PINKHAM NOTCH MIGMATITE, NEW HAMPSHIRE: EVIDENCE OF HIGH MELT PERCENTAGE DEFORMATION DURING DIATEXIS, AND THE TRANSITION FROM STROMATIC MIGMATITE TO DIATEXITE

Anatectic pelitic rocks in Pinkham Notch, NH (Mt. Washington area, S of Gorham; Devonian, Central Maine belt) are part of a N-S-trending regional anatectic zone from central Maine through Massachusetts. Stromatic migmatite here are among the most impressive examples in the world, but most anatectic rocks in the area are diatexite (Wildcat granite). Outcrops in the Peabody River at the Great Gulf Wilderness trailhead have apparently layered and stromatic migmatite. Leucosome percent is higher than expected (25% or more) suggesting super-solidus conditions for a significant duration with low melt evacuation rate. Cm- and m-scale granite sheets are intrusive. Diatexite (schlieric granite) with separate, m-scale metasedimentary rock schollen are found in outcrop less than 100m to the SSW. Interestingly, the trailhead outcrops are less than 150m from the migmatite front (to the west), across which rocks are at amphibolitie facies (staurolite zone), suggesting a steep thermal gradient or a fault at the migmatite front.

Examination from a distance suggests the trailhead outcrops are stromatic migmatite with classic tripartite components. Closer inspection, however, reveals more complex structure at the m- to cm scale.
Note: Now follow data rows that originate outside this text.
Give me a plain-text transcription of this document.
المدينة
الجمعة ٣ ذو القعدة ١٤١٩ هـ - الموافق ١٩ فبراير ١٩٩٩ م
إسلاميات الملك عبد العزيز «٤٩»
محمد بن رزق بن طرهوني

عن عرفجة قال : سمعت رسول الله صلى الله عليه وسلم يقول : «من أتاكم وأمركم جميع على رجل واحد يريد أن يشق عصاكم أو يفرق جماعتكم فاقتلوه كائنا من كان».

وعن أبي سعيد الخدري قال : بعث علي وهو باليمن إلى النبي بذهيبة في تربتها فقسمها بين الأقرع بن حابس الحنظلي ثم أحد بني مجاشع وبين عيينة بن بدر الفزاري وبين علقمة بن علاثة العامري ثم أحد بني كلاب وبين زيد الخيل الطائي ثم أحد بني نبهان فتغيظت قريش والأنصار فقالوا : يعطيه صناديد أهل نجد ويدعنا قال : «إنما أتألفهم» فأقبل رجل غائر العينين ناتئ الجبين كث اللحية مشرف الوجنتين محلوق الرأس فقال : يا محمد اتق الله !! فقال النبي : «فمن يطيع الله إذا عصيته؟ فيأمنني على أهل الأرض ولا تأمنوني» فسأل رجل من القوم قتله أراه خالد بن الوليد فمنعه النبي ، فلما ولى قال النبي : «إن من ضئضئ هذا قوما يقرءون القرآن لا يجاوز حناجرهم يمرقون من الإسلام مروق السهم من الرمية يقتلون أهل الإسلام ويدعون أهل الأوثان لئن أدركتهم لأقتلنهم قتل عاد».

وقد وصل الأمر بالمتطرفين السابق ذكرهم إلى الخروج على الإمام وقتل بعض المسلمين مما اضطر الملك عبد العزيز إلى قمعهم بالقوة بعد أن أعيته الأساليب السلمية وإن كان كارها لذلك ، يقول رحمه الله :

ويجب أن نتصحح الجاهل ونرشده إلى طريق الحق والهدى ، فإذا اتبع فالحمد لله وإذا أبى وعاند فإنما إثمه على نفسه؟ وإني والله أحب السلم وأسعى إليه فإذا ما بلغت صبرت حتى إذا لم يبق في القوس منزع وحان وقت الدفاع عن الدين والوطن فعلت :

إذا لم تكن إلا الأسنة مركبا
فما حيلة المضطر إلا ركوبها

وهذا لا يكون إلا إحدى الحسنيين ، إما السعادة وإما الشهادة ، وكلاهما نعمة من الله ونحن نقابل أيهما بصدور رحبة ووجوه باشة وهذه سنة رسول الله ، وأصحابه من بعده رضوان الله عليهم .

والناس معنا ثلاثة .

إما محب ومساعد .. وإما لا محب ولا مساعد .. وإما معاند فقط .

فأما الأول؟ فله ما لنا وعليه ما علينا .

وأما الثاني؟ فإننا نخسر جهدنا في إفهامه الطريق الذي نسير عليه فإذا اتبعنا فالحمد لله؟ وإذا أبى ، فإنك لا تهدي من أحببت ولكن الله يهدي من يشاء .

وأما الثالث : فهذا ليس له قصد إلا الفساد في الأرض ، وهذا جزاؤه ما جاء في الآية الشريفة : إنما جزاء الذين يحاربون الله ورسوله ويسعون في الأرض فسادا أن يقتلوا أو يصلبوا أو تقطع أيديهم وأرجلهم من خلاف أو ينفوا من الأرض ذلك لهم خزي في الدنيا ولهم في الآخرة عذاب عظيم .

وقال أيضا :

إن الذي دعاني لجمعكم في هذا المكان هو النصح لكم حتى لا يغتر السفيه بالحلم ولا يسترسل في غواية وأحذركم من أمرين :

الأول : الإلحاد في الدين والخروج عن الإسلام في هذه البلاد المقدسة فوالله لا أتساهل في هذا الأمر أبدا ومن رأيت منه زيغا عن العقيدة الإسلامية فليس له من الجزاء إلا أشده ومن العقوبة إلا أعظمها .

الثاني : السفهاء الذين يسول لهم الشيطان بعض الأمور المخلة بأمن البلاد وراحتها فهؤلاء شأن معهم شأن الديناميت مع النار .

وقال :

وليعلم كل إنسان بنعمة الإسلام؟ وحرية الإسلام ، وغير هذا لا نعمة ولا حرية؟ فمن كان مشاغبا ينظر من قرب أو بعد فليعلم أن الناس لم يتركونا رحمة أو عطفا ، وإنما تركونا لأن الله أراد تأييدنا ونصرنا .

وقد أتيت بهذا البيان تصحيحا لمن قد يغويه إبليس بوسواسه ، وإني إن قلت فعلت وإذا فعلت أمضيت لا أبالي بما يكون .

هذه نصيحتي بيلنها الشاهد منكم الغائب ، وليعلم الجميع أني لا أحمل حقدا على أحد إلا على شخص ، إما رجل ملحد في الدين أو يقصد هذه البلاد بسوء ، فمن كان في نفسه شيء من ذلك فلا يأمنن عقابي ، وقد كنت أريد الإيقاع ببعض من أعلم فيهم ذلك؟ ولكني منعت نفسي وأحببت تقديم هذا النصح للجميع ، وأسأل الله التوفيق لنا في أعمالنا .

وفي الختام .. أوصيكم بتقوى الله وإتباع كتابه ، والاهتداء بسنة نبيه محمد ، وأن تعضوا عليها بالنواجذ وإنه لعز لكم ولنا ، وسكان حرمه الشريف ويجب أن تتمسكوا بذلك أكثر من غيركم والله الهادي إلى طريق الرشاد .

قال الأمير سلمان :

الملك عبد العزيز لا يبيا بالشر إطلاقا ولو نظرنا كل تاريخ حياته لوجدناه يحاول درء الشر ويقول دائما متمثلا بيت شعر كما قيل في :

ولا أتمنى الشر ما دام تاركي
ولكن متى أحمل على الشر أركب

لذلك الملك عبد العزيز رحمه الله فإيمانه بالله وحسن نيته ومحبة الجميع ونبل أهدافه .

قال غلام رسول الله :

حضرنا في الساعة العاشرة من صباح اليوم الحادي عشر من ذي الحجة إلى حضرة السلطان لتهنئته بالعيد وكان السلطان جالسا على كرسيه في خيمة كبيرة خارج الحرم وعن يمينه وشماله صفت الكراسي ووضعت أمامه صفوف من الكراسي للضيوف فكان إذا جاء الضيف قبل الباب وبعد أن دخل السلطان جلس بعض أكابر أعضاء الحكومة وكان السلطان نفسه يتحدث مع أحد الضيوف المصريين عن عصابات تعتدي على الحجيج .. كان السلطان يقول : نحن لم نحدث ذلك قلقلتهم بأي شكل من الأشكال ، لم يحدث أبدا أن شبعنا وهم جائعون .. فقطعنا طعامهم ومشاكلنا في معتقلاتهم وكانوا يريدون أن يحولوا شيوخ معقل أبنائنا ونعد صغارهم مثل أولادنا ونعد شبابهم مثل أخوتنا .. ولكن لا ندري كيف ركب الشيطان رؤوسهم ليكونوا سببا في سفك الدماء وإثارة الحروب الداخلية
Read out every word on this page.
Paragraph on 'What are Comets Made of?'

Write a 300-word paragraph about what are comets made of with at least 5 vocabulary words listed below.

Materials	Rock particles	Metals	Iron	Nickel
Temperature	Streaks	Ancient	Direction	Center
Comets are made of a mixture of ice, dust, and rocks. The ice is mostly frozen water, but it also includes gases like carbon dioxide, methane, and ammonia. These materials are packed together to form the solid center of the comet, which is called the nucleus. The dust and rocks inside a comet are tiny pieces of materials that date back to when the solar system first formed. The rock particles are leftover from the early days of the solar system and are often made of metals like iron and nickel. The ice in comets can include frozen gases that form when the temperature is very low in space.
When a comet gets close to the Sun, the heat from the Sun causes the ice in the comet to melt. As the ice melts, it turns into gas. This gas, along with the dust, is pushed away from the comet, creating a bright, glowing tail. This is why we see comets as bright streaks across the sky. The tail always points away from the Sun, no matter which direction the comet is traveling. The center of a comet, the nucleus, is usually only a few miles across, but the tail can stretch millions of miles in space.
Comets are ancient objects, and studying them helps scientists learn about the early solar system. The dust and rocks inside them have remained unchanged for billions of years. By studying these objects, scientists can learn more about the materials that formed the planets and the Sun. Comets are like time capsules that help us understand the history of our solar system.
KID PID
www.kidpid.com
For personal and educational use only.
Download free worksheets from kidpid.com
The stromatic structure is not throughgoing, and the rock structure is instead defined by sub-aligned, schlieric-granite-bounded schollen of stromatic migmatite (raft-like blocks; NNE-SSW-trending).

We documented the trailhead rock structures, including schollen shapes and attitudes, internal structures, and migmatite component percent. Results show the NNE-SSW structural grain is defined by moderate schollen shape-preferred orientation, and not by the internal stromatic structures. Schollen fabrics are flattened and include augen, boudinage, and folds, none of which transect schollen boundaries. The schollen are discordant relative to each other suggesting non-cohesive deformation and passive block flow that was melt supported. We conclude these rocks are not stromatic migmatite sensu stricto, but diatexite (sensu lato) where the protolith stromatic structure is preserved inside the schollen only. These rocks differ relative to the regional diatexite in opposite proportionality of diatexite and schollen, and appear frozen in the transition from metatexite to diatexite.